Blackstone, the largest alternative asset manager by assets under management, reported a rise in distributable earnings for the first quarter as fresh capital commitments and proceeds from investment sales lifted results during a period the firm described as affected by geopolitical and economic uncertainty.
The New York-based manager said total assets under management increased about 12% to approximately $1.3 trillion. Fundraising strength was concentrated in the credit and insurance business, which supplied $37 billion of the quarter's inflows, followed by private equity at $20.4 billion.
For the quarter, distributable earnings - the cash that can be used to pay dividends to shareholders - rose 25% to $1.76 billion, equivalent to $1.36 per share. Net realizations, a measure of gains from asset sales, climbed 26% to $448.4 million.
The uplift in realized gains was supported by transactions in the private equity portfolio. The firm sold shares of Medline, the medical devices manufacturer it took public last year, after the stock rose from its offer price of $29 to trade near $47 at the time referenced. Blackstone also completed a sale of space technology provider ARKA to defense contractor CACI International.
Blackstone's management highlighted the breadth of inflows across its products. According to the company, total inflows across its businesses reached nearly $70 billion for the period, and the firm reported positive appreciation across nearly all of its flagship investment strategies "despite the turbulent environment." The company said institutional investors - including large, long-term capital providers such as pension funds and insurers - made one of their largest quarterly contributions in the firm's history to Blackstone's credit business.
Market sentiment toward managers of alternative assets has weakened in recent months, the company noted, with stocks of firms in the sector pressured by concerns about slower future growth, possible disruption from AI to portfolio companies, and questions about lending standards. Blackstone's own shares recovered some ground in the most recent period but remained trading about 16% lower on the year. Over the same interval, the S&P 500 Financials Sector index was down more than 4%.
The firm's results underline a mix of fundraising success and realized gains at a time when broader market worries around growth and credit are influencing valuations across the alternatives industry.
Summary
Blackstone posted higher distributable earnings and net realizations in the first quarter, supported by substantial inflows led by its credit and insurance business and private equity. Total AUM rose to roughly $1.3 trillion, though the company's shares remain below their year-to-date level amid sector weakness.
Key points
- Distributable earnings rose 25% to $1.76 billion, or $1.36 per share, in the first quarter.
- Total assets under management increased about 12% to roughly $1.3 trillion, with $37 billion of inflows to credit and insurance and $20.4 billion to private equity.

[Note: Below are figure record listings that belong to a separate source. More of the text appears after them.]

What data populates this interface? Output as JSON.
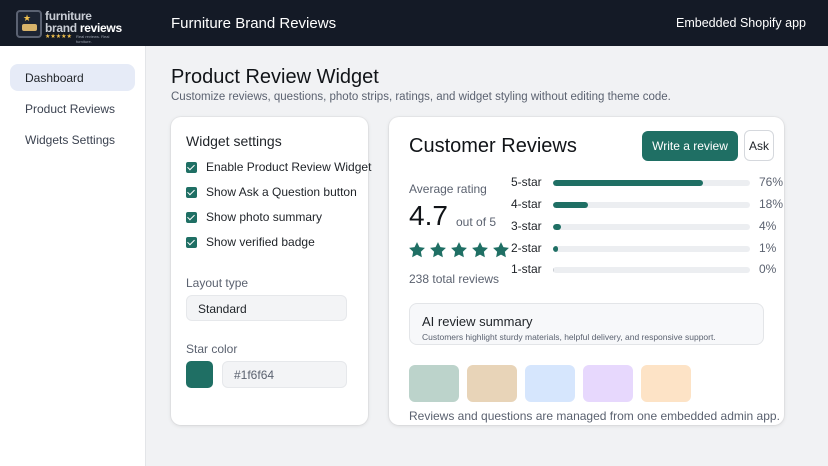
{
  "header": {
    "logo_text_line1": "furniture",
    "logo_text_line2_a": "brand",
    "logo_text_line2_b": "reviews",
    "logo_tagline": "Real reviews. Real furniture.",
    "app_title": "Furniture Brand Reviews",
    "embed_label": "Embedded Shopify app"
  },
  "sidebar": {
    "items": [
      {
        "label": "Dashboard",
        "active": true
      },
      {
        "label": "Product Reviews",
        "active": false
      },
      {
        "label": "Widgets Settings",
        "active": false
      }
    ]
  },
  "page": {
    "title": "Product Review Widget",
    "subtitle": "Customize reviews, questions, photo strips, ratings, and widget styling without editing theme code."
  },
  "settings": {
    "title": "Widget settings",
    "checkboxes": [
      {
        "label": "Enable Product Review Widget",
        "checked": true
      },
      {
        "label": "Show Ask a Question button",
        "checked": true
      },
      {
        "label": "Show photo summary",
        "checked": true
      },
      {
        "label": "Show verified badge",
        "checked": true
      }
    ],
    "layout_label": "Layout type",
    "layout_value": "Standard",
    "star_color_label": "Star color",
    "star_color_value": "#1f6f64"
  },
  "reviews": {
    "title": "Customer Reviews",
    "write_button": "Write a review",
    "ask_button": "Ask",
    "avg_label": "Average rating",
    "avg_value": "4.7",
    "out_of": "out of 5",
    "stars_filled": 5,
    "total": "238 total reviews",
    "distribution": [
      {
        "label": "5-star",
        "pct_text": "76%",
        "pct": 76
      },
      {
        "label": "4-star",
        "pct_text": "18%",
        "pct": 18
      },
      {
        "label": "3-star",
        "pct_text": "4%",
        "pct": 4
      },
      {
        "label": "2-star",
        "pct_text": "1%",
        "pct": 1
      },
      {
        "label": "1-star",
        "pct_text": "0%",
        "pct": 0
      }
    ],
    "ai_title": "AI review summary",
    "ai_text": "Customers highlight sturdy materials, helpful delivery, and responsive support.",
    "photo_colors": [
      "#bcd3cb",
      "#e8d4b8",
      "#d6e6fd",
      "#e7d8fd",
      "#fde3c6"
    ],
    "footer_note": "Reviews and questions are managed from one embedded admin app."
  },
  "colors": {
    "accent": "#1f6f64",
    "topbar": "#141a26"
  }
}
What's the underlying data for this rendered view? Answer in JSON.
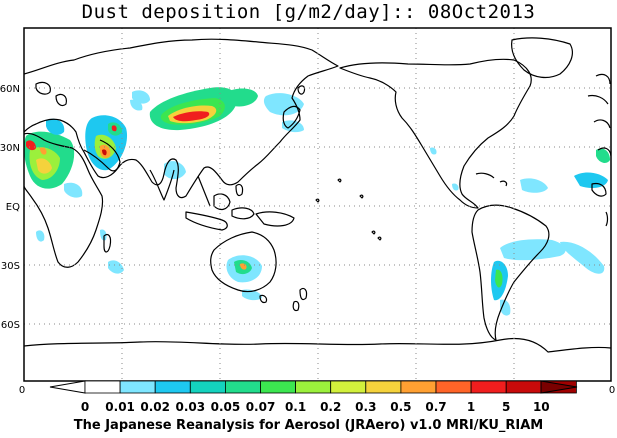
{
  "title": "Dust deposition [g/m2/day]:: 08Oct2013",
  "footer": "The Japanese Reanalysis for Aerosol (JRAero) v1.0 MRI/KU_RIAM",
  "lat_labels": [
    "60N",
    "30N",
    "EQ",
    "30S",
    "60S"
  ],
  "colorbar": {
    "left_end_label": "0",
    "right_end_label": "0",
    "ticks": [
      "0",
      "0.01",
      "0.02",
      "0.03",
      "0.05",
      "0.07",
      "0.1",
      "0.2",
      "0.3",
      "0.5",
      "0.7",
      "1",
      "5",
      "10"
    ],
    "colors": [
      "#ffffff",
      "#7fe6ff",
      "#1ec8f0",
      "#14d2be",
      "#22dc8c",
      "#3ce650",
      "#9bf03c",
      "#d2f03c",
      "#f5d23c",
      "#ffa032",
      "#ff6428",
      "#f01e1e",
      "#c80a0a",
      "#a00000",
      "#7a0000"
    ]
  },
  "map": {
    "lon_range": [
      -180,
      180
    ],
    "lat_range": [
      -90,
      90
    ],
    "center_lon": 180,
    "projection": "equirectangular",
    "gridlines": "dotted"
  }
}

- Net realizations increased 26% to $448.4 million, aided by sales including Medline shares and the sale of ARKA to CACI International.
Risks and uncertainties
- Continued sector pressure - Alternative asset managers face share-price declines amid concerns about slower growth and potential disruption to portfolio companies, which may affect fundraising and valuations.
- Credit and lending standards - Questions around lending standards were cited as a factor weighing on the sector, potentially affecting credit-focused businesses.
- Market volatility - Geopolitical and economic uncertainty could influence asset values and investor appetite, impacting future realizations and inflows.